La stratégie de la « cosm-éthique »
Dans ce paysage concurrentiel, chaque atout est bon à avancer et l’éthique s’est fait une place comme argument de vente. Ainsi, l’Union européenne, qui vient de publier son livre blanc sur l’intelligence artificielle, a choisi d’adopter une stratégie pour le moins singulière. Dotée de sérieux atouts (marché le plus important au monde en termes de volume, tissu industriel développé et ressources de qualité en matière de recherche et développement), mais accusant un retard qu’il serait absurde de vouloir rattraper face aux deux leaders mondiaux, elle s’est engouffrée dans une voie qu’elle considère comme porteuse et potentiellement exportable : la régulation morale. Cependant, derrière les déclarations d’intention lénifiantes se cache une approche très pragmatique visant à instaurer la confiance dans l’IA afin de pérenniser un marché prometteur et d’en préserver les débouchés. En définitive, l’UE ne fait que draper ses visées de puissance économique derrière un voile de respectabilité morale. Une manière comme une autre de compenser les luttes intestines auxquelles elle est confrontée et, surtout, sa faiblesse dans le domaine, notamment en matière d’investissement. À titre de comparaison, alors que la Commission européenne prévoyait d’investir 1,78 Md$ entre 2018 et 2020, Pékin investissait 1,96 Md$ dans un parc de développement de l’IA et la ville de Tianjin annonçait un budget de 16 Md$ pour « accélérer le développement d’une nouvelle génération de technologies de l’IA » (19).

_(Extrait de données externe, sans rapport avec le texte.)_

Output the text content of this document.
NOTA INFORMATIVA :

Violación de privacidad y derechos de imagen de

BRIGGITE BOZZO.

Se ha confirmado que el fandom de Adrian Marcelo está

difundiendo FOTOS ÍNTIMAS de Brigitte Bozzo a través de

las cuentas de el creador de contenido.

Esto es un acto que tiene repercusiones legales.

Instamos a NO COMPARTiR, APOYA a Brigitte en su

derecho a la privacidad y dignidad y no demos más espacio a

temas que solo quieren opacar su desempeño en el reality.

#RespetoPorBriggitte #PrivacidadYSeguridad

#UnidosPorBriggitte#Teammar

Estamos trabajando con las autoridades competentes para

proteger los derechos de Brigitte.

La Chine n’est pas en reste en matière de « cosm-éthique », mais avec une tout autre logique. Affirmant sans ambiguïté ses ambitions hégémoniques, Pékin cherche surtout à redorer son image sur la scène internationale et ainsi à s’assurer la confiance d’un marché au-delà de ses frontières. L’argument éthique ne traduit plus alors une déclaration de conviction, mais devient un simple outil de communication, masquant des visées de puissance plus terre à terre. Une « cosm-éthique » englobant, d’un côté, le « blanchiment éthique » (ethics washing) entendu comme moyen de substituer une éthique superficielle à toute autre forme de régulation contraignante et, de l’autre, le besoin de rassurer à moindres frais les consommateurs potentiels en donnant un vernis de respectabilité aux acteurs privés et publics développant de l’IA.
L’humain comme moyen au service d’une fin
In fine, c’est l’intelligence naturelle qui paie le prix de cette course à l’IA. Les algorithmes apprenants se repaissent de données massives pour analyser, prédire et influencer les comportements, pour s’emparer de l’intelligence des utilisateurs et les réduire au rang de marionnettes, de simples produits.